Abstract
This paper demonstrates the meaningful application of learning analytics for determining dropout predictors in the context of open and distance learning in a large developing country. The study was conducted at the Directorate of Distance Education at the University of North Bengal, West Bengal, India. This study employed a quantitative research design using a data mining approach to examine the predictive relationship between pre-entry demographic variables of learners with their dropout behaviour. Demographic and academic variables of learners, such as gender, marital and employment status, subject chosen, social status, age and income status were taken as independent or explanatory variables for predicting the response variables. Data analysis showed that the pattern of learner attrition is strongly biased towards a relatively disadvantaged category of learners, namely married and employed learners and those belonging to a higher age group. It also indicated that employed men or married women are more likely to leave due to factors such as pregnancy or relocation, and that remoteness of location of residence contributed to a high dropout rate. The results of this study provide important input for counsellors and faculty members to advise learners for best possible completion options.
Notes
1. Category: The social status of the learner.

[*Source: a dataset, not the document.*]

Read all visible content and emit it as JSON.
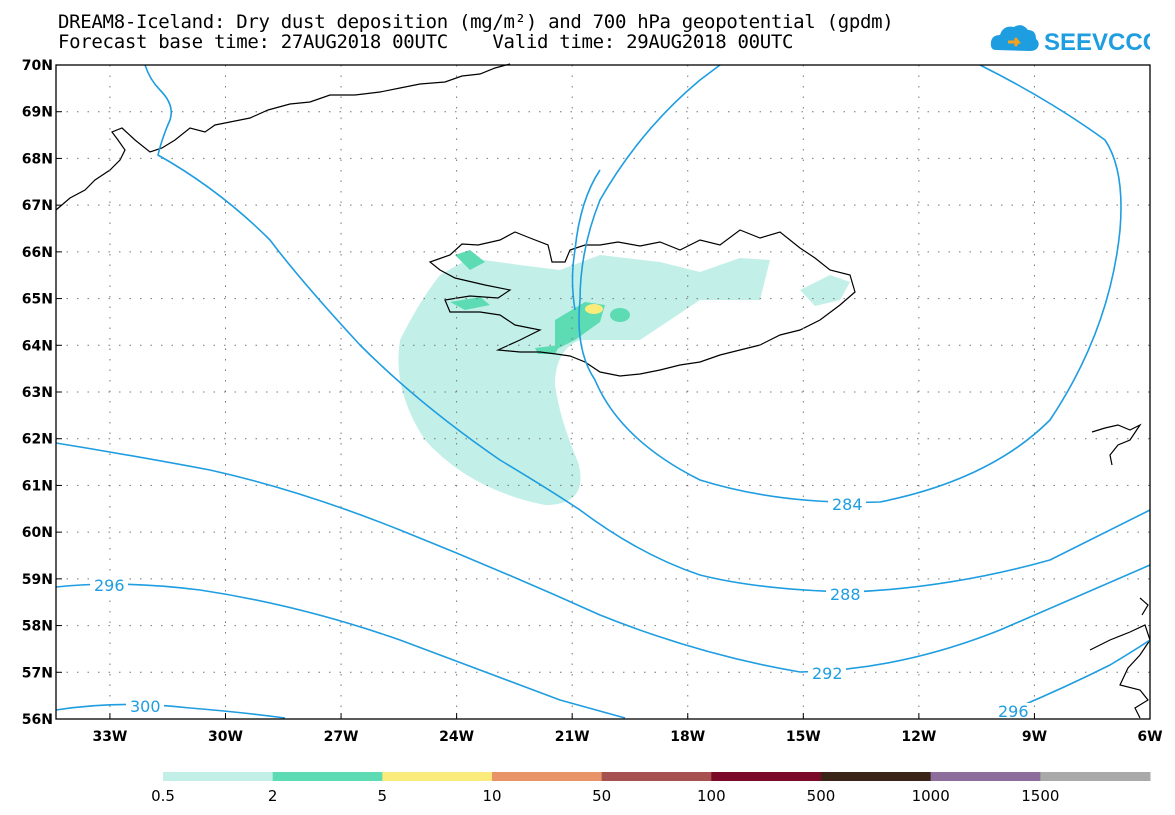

Scheduled Caste (SC), Scheduled Tribe (ST) and Other Backward Classes (OBC) are considered to be marginalised and vulnerable sections of the society.
2. Income Status of the household is captured by the variable Below Poverty Line (BPL). The State Government identifies BPL households based upon the criteria of annual household income and these households are given financial assistance in several areas including education.
3. SPSS version 19.0 by SPSS Inc. is used to analyse the data and to develop the classification tree model.